Pt1–O4 as active sites boosting CO oxidation via a non-classical Mars–van Krevelen mechanism

Abstract

Single-atom catalysts (SACs) exhibit excellent performance for various catalytic reactions but it is still challenging to have adequate total activity for practical applications. Here we report the high-valence, square planar Pt₁–O₄ as an active site that enables significantly to increase the total activity of the Pt₁/Fe₂O₃ SAC with a Pt loading of only ∼30 ppm, which is similar to that of a 1.0 wt% nano-Pt/Fe₂O₃, for CO oxidation at 350 °C. Density functional theory calculations reveal that Pt₁–O₄ catalyzes CO oxidation through a non-classical Mars–van Krevelen mechanism.
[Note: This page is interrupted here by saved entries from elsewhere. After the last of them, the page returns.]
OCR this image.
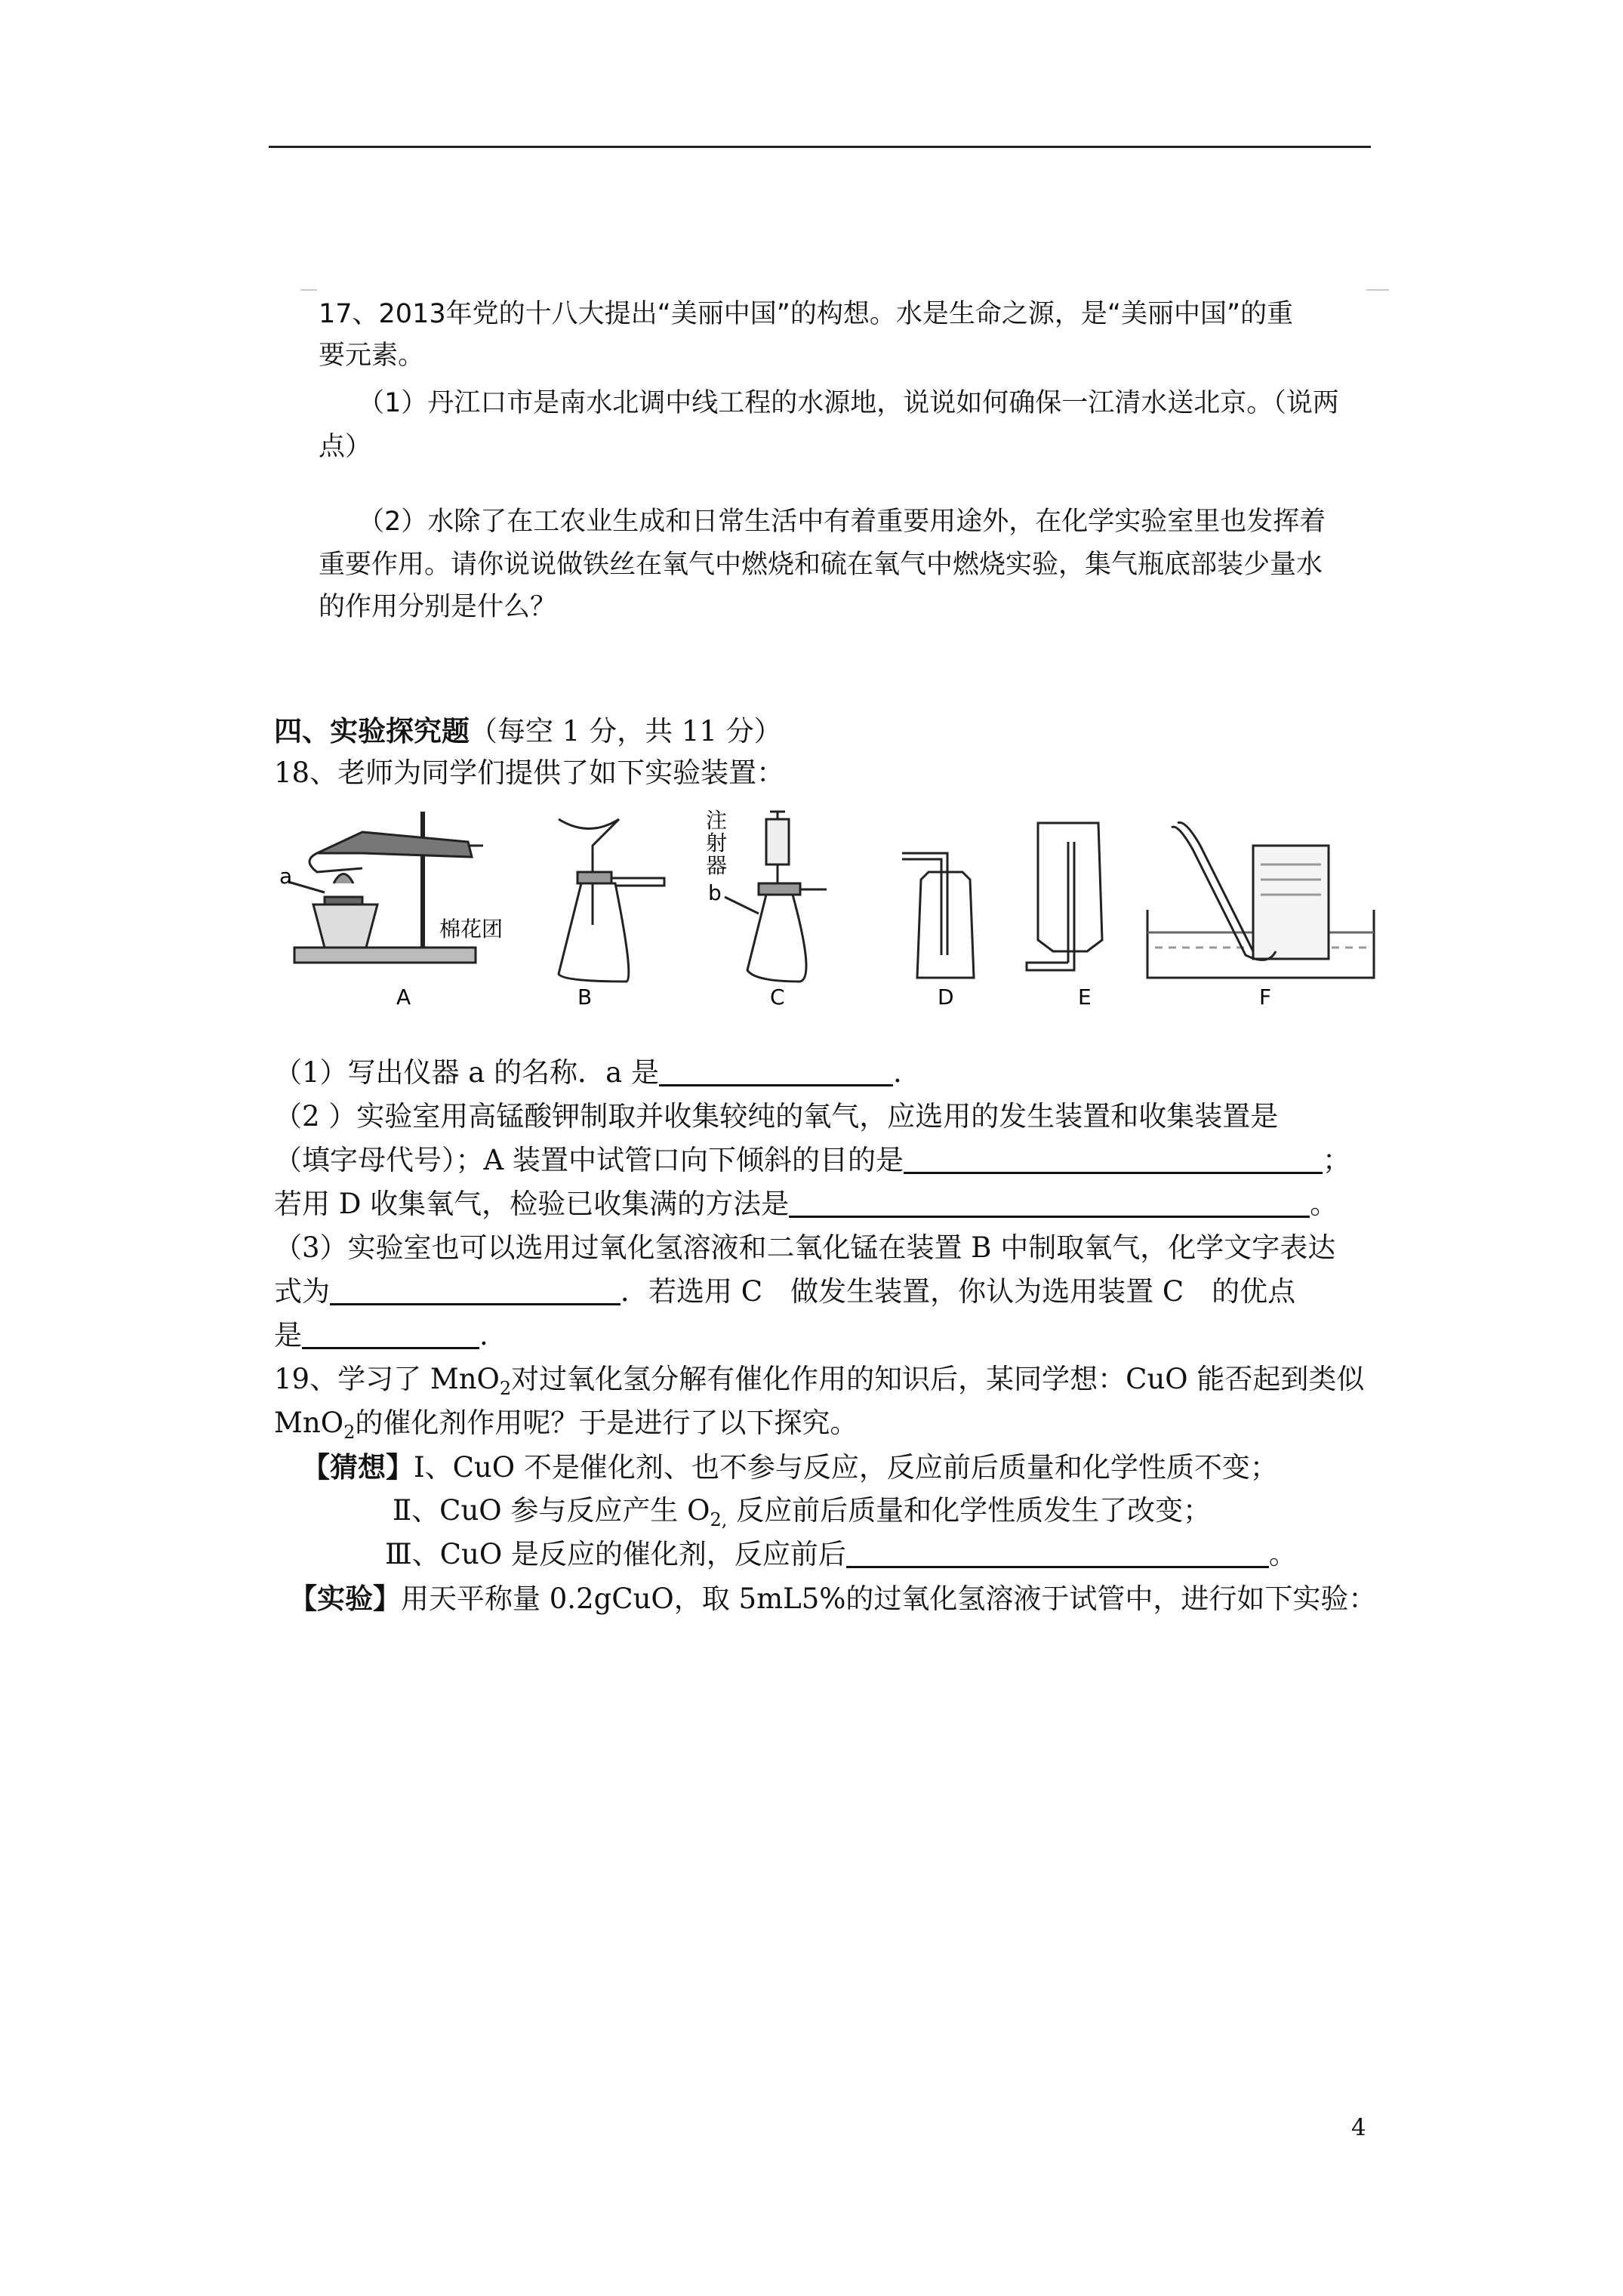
17、2013年党的十八大提出“美丽中国”的构想。水是生命之源，是“美丽中国”的重
要元素。
（1）丹江口市是南水北调中线工程的水源地，说说如何确保一江清水送北京。（说两
点）
（2）水除了在工农业生成和日常生活中有着重要用途外，在化学实验室里也发挥着
重要作用。请你说说做铁丝在氧气中燃烧和硫在氧气中燃烧实验，集气瓶底部装少量水
的作用分别是什么？
四、实验探究题（每空 1 分，共 11 分）
18、老师为同学们提供了如下实验装置：
a
棉花团
注
射
器
b
A	B	C	D	E	F
（1）写出仪器 a 的名称．a 是	.
（2 ）实验室用高锰酸钾制取并收集较纯的氧气，应选用的发生装置和收集装置是
（填字母代号）；A 装置中试管口向下倾斜的目的是	；
若用 D 收集氧气，检验已收集满的方法是	。
（3）实验室也可以选用过氧化氢溶液和二氧化锰在装置 B 中制取氧气，化学文字表达
式为	．若选用 C　做发生装置，你认为选用装置 C　的优点
是	.
19、学习了 MnO$_2$对过氧化氢分解有催化作用的知识后，某同学想：CuO 能否起到类似
MnO$_2$的催化剂作用呢？于是进行了以下探究。
【猜想】Ⅰ、CuO 不是催化剂、也不参与反应，反应前后质量和化学性质不变；
Ⅱ、CuO 参与反应产生 $O_{2,}$ 反应前后质量和化学性质发生了改变；
Ⅲ、CuO 是反应的催化剂，反应前后	。
【实验】用天平称量 0.2gCuO，取 5mL5%的过氧化氢溶液于试管中，进行如下实验：
4
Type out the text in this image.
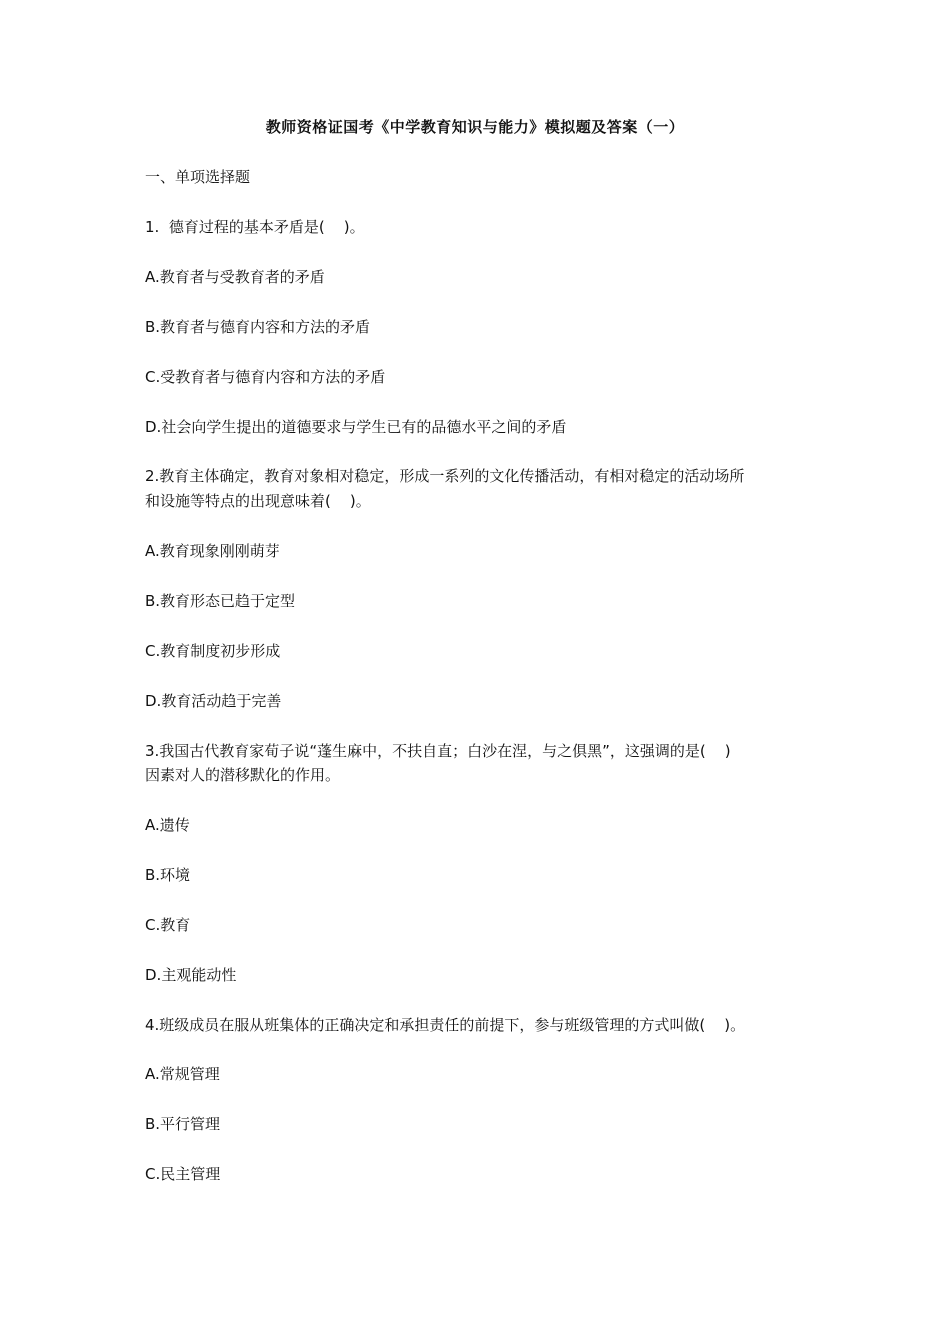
教师资格证国考《中学教育知识与能力》模拟题及答案（一）
一、单项选择题
1.  德育过程的基本矛盾是(    )。
A.教育者与受教育者的矛盾
B.教育者与德育内容和方法的矛盾
C.受教育者与德育内容和方法的矛盾
D.社会向学生提出的道德要求与学生已有的品德水平之间的矛盾
2.教育主体确定，教育对象相对稳定，形成一系列的文化传播活动，有相对稳定的活动场所
和设施等特点的出现意味着(    )。
A.教育现象刚刚萌芽
B.教育形态已趋于定型
C.教育制度初步形成
D.教育活动趋于完善
3.我国古代教育家荀子说“蓬生麻中，不扶自直；白沙在涅，与之俱黑”，这强调的是(    )
因素对人的潜移默化的作用。
A.遗传
B.环境
C.教育
D.主观能动性
4.班级成员在服从班集体的正确决定和承担责任的前提下，参与班级管理的方式叫做(    )。
A.常规管理
B.平行管理
C.民主管理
The adsorbed O₂ on Pt₁ atoms activates the coordination oxygen in the Pt₁–O₄ configuration, and then a barrierless O₂ dissociation occurs on the Pt₁–Fe₂ triangle to replenish the consumed coordination oxygen by the cooperative action of Pt 5d and Fe 3d electrons. This work provides a new fundamental understanding of oxidation catalysis on stable and active SACs, providing guidance for rationally designing future heterogeneous catalysts.